Rising back up, I guide myself inside of her and fuck her like I’ll never have the chance again.

THEA

My arms pull Sutton in, I’ll never feel close enough to him. Still, I hold him tighter as he fucks me on the kitchen counter.

The taste of alcohol and me dances over our tongues as we kiss. He just had therapy, we shouldn’t be doing this. I know better. But I can’t help it and neither could he. Something deeper told us that we needed this.

My teeth graze his ear as I whisper, “I love how you feel inside of me.” Sutton picks up his speed at my encouragement. “Yes… just like that.”

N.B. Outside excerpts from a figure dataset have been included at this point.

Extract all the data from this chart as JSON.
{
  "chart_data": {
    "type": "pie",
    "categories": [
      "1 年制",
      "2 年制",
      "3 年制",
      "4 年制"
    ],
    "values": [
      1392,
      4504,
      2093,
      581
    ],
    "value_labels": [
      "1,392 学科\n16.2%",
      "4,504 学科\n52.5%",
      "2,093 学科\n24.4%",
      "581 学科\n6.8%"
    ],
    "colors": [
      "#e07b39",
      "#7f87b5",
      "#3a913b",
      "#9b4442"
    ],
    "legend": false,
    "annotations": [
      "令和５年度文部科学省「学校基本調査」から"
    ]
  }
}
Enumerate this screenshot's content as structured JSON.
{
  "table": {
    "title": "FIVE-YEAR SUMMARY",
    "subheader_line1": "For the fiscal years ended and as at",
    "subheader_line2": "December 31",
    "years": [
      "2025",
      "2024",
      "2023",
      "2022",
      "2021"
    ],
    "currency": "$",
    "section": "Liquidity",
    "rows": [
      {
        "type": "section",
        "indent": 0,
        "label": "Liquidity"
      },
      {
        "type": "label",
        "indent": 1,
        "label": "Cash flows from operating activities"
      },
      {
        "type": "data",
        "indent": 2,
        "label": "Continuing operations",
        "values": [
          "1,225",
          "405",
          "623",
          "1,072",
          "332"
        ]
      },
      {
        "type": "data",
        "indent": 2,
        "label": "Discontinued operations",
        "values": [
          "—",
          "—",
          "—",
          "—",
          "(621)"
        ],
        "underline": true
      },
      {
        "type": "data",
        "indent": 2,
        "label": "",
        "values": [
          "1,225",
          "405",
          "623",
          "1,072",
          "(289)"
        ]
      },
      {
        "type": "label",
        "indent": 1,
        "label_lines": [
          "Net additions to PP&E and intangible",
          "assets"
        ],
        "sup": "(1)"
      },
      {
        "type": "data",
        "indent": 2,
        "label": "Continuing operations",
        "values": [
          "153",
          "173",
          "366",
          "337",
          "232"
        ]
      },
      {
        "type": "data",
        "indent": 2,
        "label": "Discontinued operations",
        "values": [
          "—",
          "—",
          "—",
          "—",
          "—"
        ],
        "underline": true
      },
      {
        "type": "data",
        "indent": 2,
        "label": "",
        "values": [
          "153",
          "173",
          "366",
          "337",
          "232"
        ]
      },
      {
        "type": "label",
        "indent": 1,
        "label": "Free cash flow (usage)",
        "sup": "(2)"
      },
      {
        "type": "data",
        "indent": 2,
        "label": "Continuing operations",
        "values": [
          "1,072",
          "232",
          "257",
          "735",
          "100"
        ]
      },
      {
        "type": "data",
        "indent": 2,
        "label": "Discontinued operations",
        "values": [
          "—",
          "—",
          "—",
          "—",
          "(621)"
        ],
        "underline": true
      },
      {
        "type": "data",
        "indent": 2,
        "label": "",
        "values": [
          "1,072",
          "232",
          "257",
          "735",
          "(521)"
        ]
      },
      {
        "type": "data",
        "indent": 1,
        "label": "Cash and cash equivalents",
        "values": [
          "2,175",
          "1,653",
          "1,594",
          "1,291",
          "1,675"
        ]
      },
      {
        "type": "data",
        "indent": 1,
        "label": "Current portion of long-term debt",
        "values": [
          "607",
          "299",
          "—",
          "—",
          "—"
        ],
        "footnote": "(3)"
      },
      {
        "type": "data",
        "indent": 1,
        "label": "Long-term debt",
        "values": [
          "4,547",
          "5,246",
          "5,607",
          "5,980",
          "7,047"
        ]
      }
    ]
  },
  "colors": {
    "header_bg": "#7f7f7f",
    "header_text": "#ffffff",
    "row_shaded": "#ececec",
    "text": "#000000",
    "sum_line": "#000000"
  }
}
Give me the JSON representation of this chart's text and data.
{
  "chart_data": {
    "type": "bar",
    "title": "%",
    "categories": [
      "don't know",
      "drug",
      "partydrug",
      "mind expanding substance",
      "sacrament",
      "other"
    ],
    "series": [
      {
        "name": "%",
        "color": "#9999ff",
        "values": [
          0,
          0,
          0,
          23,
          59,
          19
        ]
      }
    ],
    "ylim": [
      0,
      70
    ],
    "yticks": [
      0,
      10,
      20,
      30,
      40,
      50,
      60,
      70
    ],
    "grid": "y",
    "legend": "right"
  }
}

I bury my face into his neck as he pushes my body closer to my climax. The heat on my skin builds with every thrust. My thighs grip him tighter as the pressure becomes unbearable. I’m almost there. Peering through my dark lashes, I catch movement behind Sutton.

Adrian’s standing in Damian’s doorway. For a moment, I catch the stunned look on his face before it fades to flatness. He doesn’t retreat. I’m not sure if he’s frozen in place or purposefully trying to make me uncomfortable. Normally, I might shout at him or have Sutton stop. I don’t, though.

I lock eyes with him and stare him down. My nails dig into Sutton’s back as he pushes me closer. I don’t hold back the gasps and moans that pour from my lips. I want Adrian to hear them all. I want him to feel like he’s missing out. But mostly, I want him to know that he’ll never have me.

I scream Sutton’s name as I come. My whole body tenses around him and then a minute later, he’s coming too. I bury my face into his neck, breathing in his intoxicating lavender and sandalwood scent.

When the waves of pleasure ease, I look back at Damian’s door. Adrian’s gone and I’m sure that I’ve made my point. I can’t help the smirk that tugs at my lips.